SUIT: BLAZ WANTED ME GONE TO DUCK DIRTY DEAL
Official says he got ax for not playing along in murky moves that led to nursing home sale
De Blasio dummied up. Evidence filed in Manhattan Federal Court last week shows that as early as March 2016 Mayor de Blasio was communicating with top advisers regarding Ricardo Morales, a former city official now suing the mayor and the city over being fired.
The documents, which include email exchanges involving de Blasio and staffers, contradict statements the mayor made after the fact, claiming he couldn’t discuss details of the situation because he “wasn’t involved.”
New evidence in Morales’ lawsuit suggests otherwise.
Morales was fired from his job at the Department of Citywide Administrative Services in February 2017, a year after the Rivington House scandal had rocked City Hall and resulted in multiple investigations.
The scandal involved the city’s lifting of deed restrictions on a Lower East Side nursing home, ultimately paving the way for its sale to a private developer for $116 million.
Administrative Services was responsible for lifting those restrictions, but Morales has long maintained City Hall was also involved.
In his lawsuit, filed in February 2018, Morales claims he was fired from the agency because he wouldn’t go along with covering up City Hall’s role in the deal. City officials, including de Blasio, have said Morales was terminated for “performance” issues.
In August 2017, more than a year after the Rivington House story first emerged, de Blasio pleaded ignorance on the specifics surrounding Morales and his firing.
“I can’t speak to the details because I wasn’t involved,” he said at the time.
But documents filed in federal court last week show that, in fact, de Blasio was so concerned about an “issue” with Morales that he emailed top adviser Emma Wolfe about it more than a year before.
“I spoke to Dom,” the mayor wrote on March 25, 2016, referring to adviser Dominic Williams. “This is about the riccardo morales issue. Pls follow up with Dom.”
“Yes Sir,” Wolfe responded. One former city official who asked to remain anonymous said Wednesday that it was clear at the time the administration saw Morales as a problem, not just because of his performance, but also for the damaging information he was privy to concerning Rivington.
“There’s a reason he didn’t get his head lopped off right away,” the source said. “You don’t make the guy a scapegoat when the scapegoat knows where all the bodies are buried.”
“The waters were so muddy,” the source added. “I was lied to all the time.”

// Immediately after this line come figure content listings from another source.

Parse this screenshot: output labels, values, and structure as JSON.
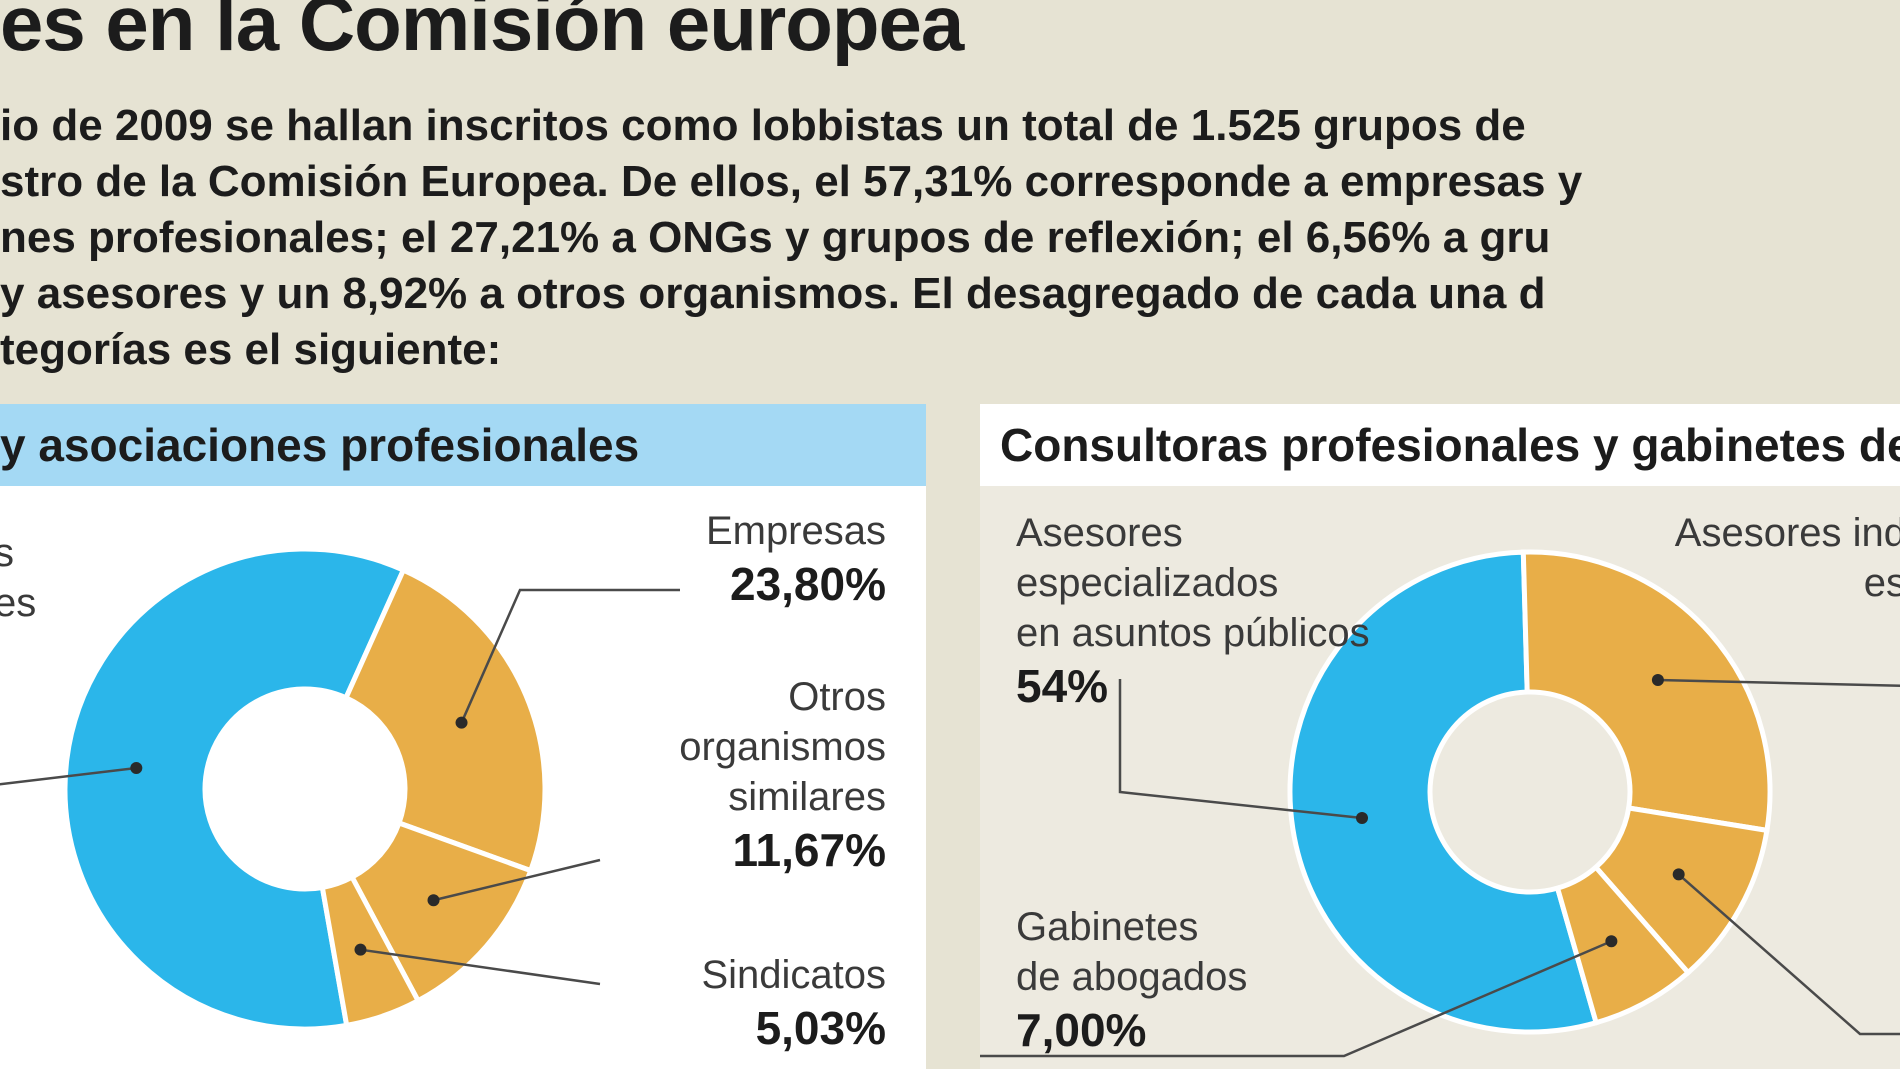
{
  "title": "es en la Comisión europea",
  "intro_lines": [
    "io de 2009 se hallan inscritos como lobbistas un total de 1.525 grupos de",
    "stro de la Comisión Europea. De ellos, el 57,31% corresponde a empresas y",
    "nes profesionales; el 27,21% a ONGs y grupos de reflexión; el 6,56% a gru",
    " y asesores y un 8,92% a otros organismos. El desagregado de cada una d",
    "tegorías es el siguiente:"
  ],
  "panels": {
    "left": {
      "header": "y asociaciones profesionales",
      "clipped_label": [
        "s",
        "es"
      ],
      "labels": {
        "empresas": {
          "name": "Empresas",
          "pct": "23,80%"
        },
        "otros": {
          "name_lines": [
            "Otros",
            "organismos",
            "similares"
          ],
          "pct": "11,67%"
        },
        "sindicatos": {
          "name": "Sindicatos",
          "pct": "5,03%"
        }
      }
    },
    "right": {
      "header": "Consultoras profesionales y gabinetes de",
      "labels": {
        "asesores": {
          "name_lines": [
            "Asesores",
            "especializados",
            "en asuntos públicos"
          ],
          "pct": "54%"
        },
        "asesores_ind": {
          "name_lines": [
            "Asesores ind",
            "es"
          ]
        },
        "gabinetes": {
          "name_lines": [
            "Gabinetes",
            "de abogados"
          ],
          "pct": "7,00%"
        }
      }
    }
  },
  "colors": {
    "blue": "#2bb6ea",
    "gold": "#e8ae48",
    "leader": "#4a4a4a"
  },
  "chart_data": [
    {
      "type": "pie",
      "title": "y asociaciones profesionales",
      "categories": [
        "",
        "Empresas",
        "Otros organismos similares",
        "Sindicatos"
      ],
      "values": [
        59.5,
        23.8,
        11.67,
        5.03
      ],
      "value_labels": [
        "",
        "23,80%",
        "11,67%",
        "5,03%"
      ],
      "colors": [
        "#2bb6ea",
        "#e8ae48",
        "#e8ae48",
        "#e8ae48"
      ]
    },
    {
      "type": "pie",
      "title": "Consultoras profesionales y gabinetes de",
      "categories": [
        "Asesores especializados en asuntos públicos",
        "Asesores ind…",
        "",
        "Gabinetes de abogados"
      ],
      "values": [
        54,
        28,
        11,
        7
      ],
      "value_labels": [
        "54%",
        "",
        "",
        "7,00%"
      ],
      "colors": [
        "#2bb6ea",
        "#e8ae48",
        "#e8ae48",
        "#e8ae48"
      ]
    }
  ]
}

Around the time of de Blasio’s email exchange with Wolfe, Administrative Services Commissioner Lisette Camilo was also in discussions with Williams about Morales’ future at the agency, which she had just assumed control of two months earlier.
Camilo emailed him on March 7, 2016, about “some changes” she was considering for “the DCAS senior team” and put Morales at the top of a list for Williams to review.
Williams responded to Camilo two weeks later that he was “just working on Ricardo.”
Camilo stated in a sworn deposition — taken last year and made public last week — that she did not recall the exchange, but said several times she remembered considering firing Morales early on in her days as commissioner.
The court rejected in May requests from Morales’ attorney to depose several other administration officials, including Wolfe, former Deputy Mayor Anthony Shorris and former press secretary Karen Hinton.
On March 26, 2016 — just a day after the mayor’s email to Wolfe about Morales — his press team was also scrambling to contain the PR fallout already surrounding Rivington House.
After the Daily News published a story that day revealing lobbyist James Capalino steered donations to de Blasio after pressing the deed restrictions issue, de Blasio’s then-spokesman Phil Walzak asked colleagues to opine on future fallout.
“They figure out Ricardo Morales. Preet asks for docs?” wrote Hinton, referring to former U.S. Attorney for the Southern District Preet Bharara. “Ny times could do a deeper dive given daily news story.”
Contacted Wednesday about that email, Hinton said the Rivington deal “stunk to high heaven.”
Morales’ attorney, Robert Kraus, said he wants the mayor to testify “about what he meant when he talked to multiple senior City Hall officials about the ‘Morales issue.’ ” He acknowledged it’s not easy to hold the mayor of America’s largest city personally liable, but said, in this case, he thinks it will happen.
“A couple of conclusions seem apparent to me,” Kraus said.
“One, the mayor and City Hall realized that the press finding out about Ricardo would ultimately blow a hole in City Hall’s claimed lack of involvement in Rivington House, where politically connected donors again received favorable treatment, and the likely next step thereafter would be a visit from the U.S. attorney’s office,” he said. “Two, given the mayor subsequently minimizing his knowledge about Ricardo Morales and his firing, I think it’s fair to say that he has some memory issues.”
De Blasio spokesman Bill Neidhardt declined to specifically address the email exchange between his boss and Wolfe.
“This is ongoing litigation so I won’t comment any further than saying, with confidence, legal proceedings will affirm Ricardo Morales was appropriately fired for performance issues,” he said.